Ils ouvrirent le feu sans avertissement et concentrèrent leurs tirs sur le village. L’apocalypse se déchaîna autour de Tel’Ay Mi-Nag sans qu’il ralentisse sa progression, indifférent aux explosions assourdissantes qui vaporisaient et faisaient fondre des tonnes de roches autour de lui. Il ne fit pas plus cas des éclats de pierre qui fusaient de partout, autant de projectiles mortels chauffés à blanc. Chance incroyable, pas un ne l’atteignit. Dès qu’il eut atteint le premier niveau, et malgré les nuages de poussière qui se soulevaient de partout, il se précipita sur l’échelle qui le mènerait au deuxième, vers sa famille, et commença à la gravir. Il y arrivait presque quand les chasseurs revinrent pour un deuxième passage : l’un des tirs pulvérisa une maison au-dessus de sa tête. Quand il releva la tête pour voir les dégâts, il vit des tonnes de pierres fuser sur lui. Un roc aussi gros que son torse percuta violemment sa tête et il lâcha prise en grognant. Les yeux tournés vers le haut, il serra les dents. Il s’écrasa au sol après avoir chuté de près de dix mètres, et fut enseveli moins d’une seconde plus tard par les gravats qui le suivaient de près.
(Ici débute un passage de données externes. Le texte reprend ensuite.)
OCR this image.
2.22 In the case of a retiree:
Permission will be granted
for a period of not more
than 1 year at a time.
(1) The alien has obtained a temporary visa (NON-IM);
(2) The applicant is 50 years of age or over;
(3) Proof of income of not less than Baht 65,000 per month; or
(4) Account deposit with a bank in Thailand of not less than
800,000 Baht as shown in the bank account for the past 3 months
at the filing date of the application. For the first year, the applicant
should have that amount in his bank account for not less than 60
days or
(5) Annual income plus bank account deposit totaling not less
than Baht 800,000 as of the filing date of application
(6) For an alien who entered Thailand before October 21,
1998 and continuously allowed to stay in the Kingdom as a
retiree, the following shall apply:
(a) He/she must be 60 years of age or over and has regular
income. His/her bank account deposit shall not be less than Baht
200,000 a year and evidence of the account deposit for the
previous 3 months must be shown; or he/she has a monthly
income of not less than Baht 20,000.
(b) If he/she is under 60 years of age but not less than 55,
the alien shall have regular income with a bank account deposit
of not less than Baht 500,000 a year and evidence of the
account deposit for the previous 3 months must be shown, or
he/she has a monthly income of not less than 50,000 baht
Pendant ce temps, les trois chasseurs stellaires atterrirent entre le village et les champs, et les pilotes en sortirent blaster au poing, engoncés dans leurs combinaisons spatiales et portant encore leurs casques. Un vaisseau de transport léger ne tarda pas à les rejoindre et une vingtaine d’immenses Togoriens armés jusqu’aux dents jaillit dès que la soute eut baissé sa rampe. Ils rassemblèrent les colons survivants au milieu des champs. Ceux-ci n’émirent pas de résistance, encore sous le choc d’un tel déchaînement de violence.
– Au rapport, fit l’un des Togoriens, haut d’au moins deux mètres cinquantaine, le chef à en juger par le ton autoritaire qu’il employa.
– Ils sont à peu près trois cent cinquante, chef. Comme prévu, la plupart étaient dans les champs, prêts à être cueillis.
– Parfait. Appelle la barge de transport, qu’elle atterrisse et embarque tout ce bétail. Assure-toi que leur système de communication soit détruit : si des survivants ont eu le temps de se cacher, il ne pourront pas appeler d’aide et resteront livrés à eux-mêmes jusqu’au retour du vaisseau de ravitaillement, dans quatre mois. Et ne traîne pas : on a encore trois colonies à visiter avant de livrer notre cargaison aux Hutts.
Ainsi fut fait : les colons furent embarqués, impuissants. Ceux qui voulurent résister ne furent pas tués mais simplement paralysés : hors de question d’abîmer la marchandise. Les plus gravement blessés furent abandonnés sur place, et les Togoriens firent le tour des ruines du village à la recherche d’éventuels survivants. Ils en trouvèrent une petite dizaine, miraculeusement épargnés par les tirs. Parmi eux se trouvait une femelle Skelor, aux yeux intégralement noirs, à la silhouette trapue et au corps recouvert d’écailles blanches. Elle serrait dans ses bras une couverture, dans laquelle son tout jeune fils criait de colère, tiré de son sommeil par l’attaque.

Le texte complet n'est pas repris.